Professor and Assistant Head of the Department of Biological Sciences
Director of the Energy Center at Discovery Park
Plants filter carbon dioxide from the atmosphere with very high efficiency, using solar energy to construct sugars and aromatic molecules that are stored in lignocellulosic biomass. A half-billion tons of lignocellulosic biomass is an annually renewable resource of home-grown energy available from U.S. agriculture and forestry. Second-generation biofuels will be derived from lignocellulosic biomass using biological catalysis to use the carbon in plant cell wall polysaccharides for ethanol or other biofuels. However, this scenario is both carbon- and energy-inefficient. The major components of biomass are polysaccharides and lignin, the latter accounting for ca. 25-30% by weight. First, biological conversion routes use only the polysaccharide moiety of the wall, hydrolyzing the polysaccharides to sugars as carbon sources for microbes. Second, the presence of the lignin interferes with the access of hydrolytic enzymes to the polysaccharides, thereby inhibiting their conversion to sugars. Third, the living micro-organisms, required to ferment the sugars to biofuels, utilize some sugars in their own growth and co-produce carbon dioxide at undesirable levels. In contrast, the power of chemical catalysis to transform biomass components to alkanes, aromatics, and other useful molecules is an underexplored area of science that has tremendous potential impact. Restructuring biomass polysaccharides and lignin into energy-rich fuel molecules requires us to achieve a deep understanding of biomass-catalyst interactions, and at the atomic level, to provide a rational basis for design of optimized catalysts and biomass tailored for the end-use of catalytic conversion. The Center for Direct Catalytic Conversion of Biomass to Biofuels (C3Bio) is a DOE-funded Energy Frontier Research Center, which aims to develop transformational technologies to maximize the energy and carbon efficiencies of biofuels production.

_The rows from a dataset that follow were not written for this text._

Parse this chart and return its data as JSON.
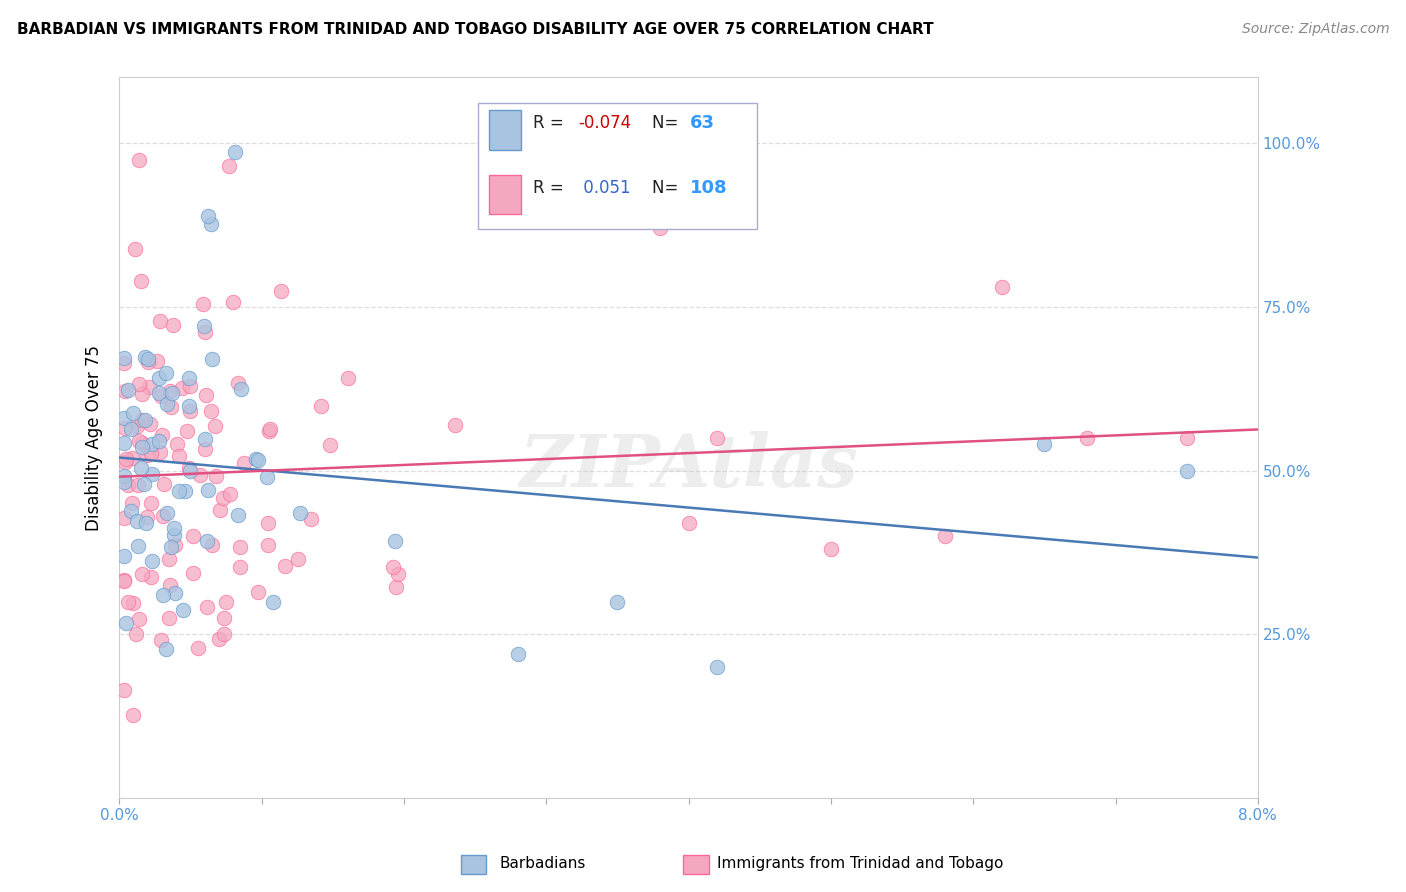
{
  "title": "BARBADIAN VS IMMIGRANTS FROM TRINIDAD AND TOBAGO DISABILITY AGE OVER 75 CORRELATION CHART",
  "source": "Source: ZipAtlas.com",
  "ylabel": "Disability Age Over 75",
  "xlim": [
    0.0,
    0.08
  ],
  "ylim": [
    0.0,
    1.1
  ],
  "ytick_positions": [
    0.0,
    0.25,
    0.5,
    0.75,
    1.0
  ],
  "ytick_labels": [
    "",
    "25.0%",
    "50.0%",
    "75.0%",
    "100.0%"
  ],
  "xtick_positions": [
    0.0,
    0.01,
    0.02,
    0.03,
    0.04,
    0.05,
    0.06,
    0.07,
    0.08
  ],
  "xtick_labels": [
    "0.0%",
    "",
    "",
    "",
    "",
    "",
    "",
    "",
    "8.0%"
  ],
  "series1_label": "Barbadians",
  "series2_label": "Immigrants from Trinidad and Tobago",
  "series1_R": -0.074,
  "series1_N": 63,
  "series2_R": 0.051,
  "series2_N": 108,
  "series1_color": "#a8c4e0",
  "series2_color": "#f4a8c0",
  "series1_line_color": "#4a7ab5",
  "series2_line_color": "#e05080",
  "series1_edge_color": "#6699cc",
  "series2_edge_color": "#ff6699",
  "legend_text_color": "#1a1a2e",
  "legend_R_neg_color": "#cc0000",
  "legend_R_pos_color": "#3366cc",
  "legend_N_color": "#3399ff",
  "tick_color": "#5599dd",
  "grid_color": "#dddddd",
  "watermark_text": "ZIPAtlas",
  "watermark_color": "#cccccc",
  "seed": 1234
}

Maureen McCann was appointed Director of Purdue’s Energy Center, effective August 1, 2010. She obtained her undergraduate degree in Natural Sciences from the University of Cambridge, UK, in 1987, and then a PhD in Botany at the John Innes Centre, Norwich UK, a government-funded research institute for plant and microbial sciences. She stayed at the John Innes Centre for a post-doctoral, partly funded by Unilever, and then as a project leader with her own group from 1995, funded by The Royal Society. In January 2003, she moved to Purdue University as an Associate Professor, and she is currently a Professor and Assistant Head in the Department of Biological Sciences.

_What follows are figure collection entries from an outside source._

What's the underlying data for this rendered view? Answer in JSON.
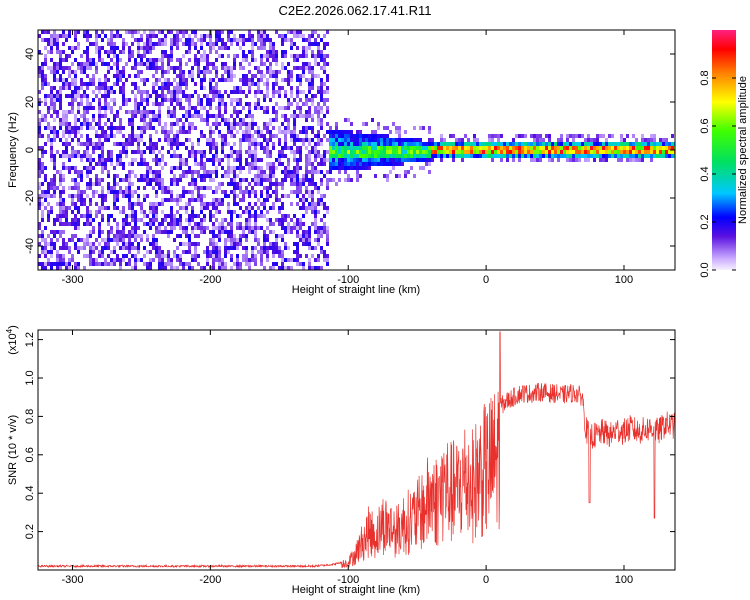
{
  "title": "C2E2.2026.062.17.41.R11",
  "chart_data": [
    {
      "type": "heatmap",
      "xlabel": "Height of straight line (km)",
      "ylabel": "Frequency (Hz)",
      "xlim": [
        -325,
        137
      ],
      "ylim": [
        -50,
        50
      ],
      "x_ticks": [
        -300,
        -200,
        -100,
        0,
        100
      ],
      "y_ticks": [
        -40,
        -20,
        0,
        20,
        40
      ],
      "colorbar": {
        "label": "Normalized spectral amplitude",
        "range": [
          0,
          1
        ],
        "ticks": [
          0.0,
          0.2,
          0.4,
          0.6,
          0.8
        ]
      },
      "description_regions": [
        {
          "x_range": [
            -325,
            -115
          ],
          "freq_range": [
            -50,
            50
          ],
          "amplitude": "low, 0.05-0.25"
        },
        {
          "x_range": [
            -115,
            -40
          ],
          "freq_range": [
            -8,
            8
          ],
          "amplitude": "0.3-0.6, centered near 0 Hz"
        },
        {
          "x_range": [
            -40,
            137
          ],
          "freq_range": [
            -2,
            4
          ],
          "amplitude": "0.6-0.95, narrow band near 1-2 Hz"
        }
      ]
    },
    {
      "type": "line",
      "xlabel": "Height of straight line (km)",
      "ylabel": "SNR (10 * v/v)",
      "y_multiplier": "(x10",
      "y_multiplier_exp": "4",
      "y_multiplier_close": ")",
      "xlim": [
        -325,
        137
      ],
      "ylim": [
        0,
        1.25
      ],
      "x_ticks": [
        -300,
        -200,
        -100,
        0,
        100
      ],
      "y_ticks": [
        0.2,
        0.4,
        0.6,
        0.8,
        1.0,
        1.2
      ],
      "series": [
        {
          "name": "SNR",
          "color": "#e8312c",
          "x": [
            -325,
            -300,
            -250,
            -200,
            -150,
            -125,
            -110,
            -100,
            -95,
            -90,
            -85,
            -80,
            -75,
            -70,
            -65,
            -60,
            -55,
            -50,
            -45,
            -40,
            -35,
            -30,
            -25,
            -20,
            -15,
            -10,
            -5,
            0,
            5,
            8,
            10,
            15,
            20,
            25,
            30,
            35,
            40,
            45,
            50,
            55,
            60,
            65,
            70,
            72,
            75,
            80,
            85,
            90,
            95,
            100,
            105,
            110,
            115,
            120,
            125,
            130,
            137
          ],
          "y": [
            0.02,
            0.02,
            0.02,
            0.02,
            0.02,
            0.02,
            0.03,
            0.05,
            0.1,
            0.18,
            0.25,
            0.22,
            0.3,
            0.28,
            0.25,
            0.3,
            0.32,
            0.35,
            0.4,
            0.48,
            0.45,
            0.55,
            0.5,
            0.52,
            0.6,
            0.55,
            0.62,
            0.65,
            0.7,
            0.72,
            0.85,
            0.88,
            0.9,
            0.92,
            0.92,
            0.92,
            0.93,
            0.92,
            0.92,
            0.91,
            0.92,
            0.92,
            0.9,
            0.74,
            0.7,
            0.7,
            0.72,
            0.7,
            0.73,
            0.72,
            0.74,
            0.72,
            0.73,
            0.74,
            0.72,
            0.76,
            0.75
          ]
        }
      ],
      "annotations": [
        {
          "x": 10,
          "y": 1.24,
          "text_hidden": true
        },
        {
          "x": 122,
          "y": 0.27,
          "text_hidden": true
        }
      ]
    }
  ]
}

The goal of her research is to understand how the molecular machinery of the plant cell wall contributes to cell growth and specialization, and thus to the final stature and form of plants. Plant cell walls are the source of lignocellulosic biomass, an untapped and sustainable resource for biofuels production with the potential to reduce oil dependence, improve national security, and boost rural economies. She is also the Director of the Center for Direct Catalytic Conversion of Biomass to Biofuels (C3Bio), an interdisciplinary team of biologists, chemists and chemical engineers in an Energy Frontier Research Center funded by the US Department of Energy’s Office of Science.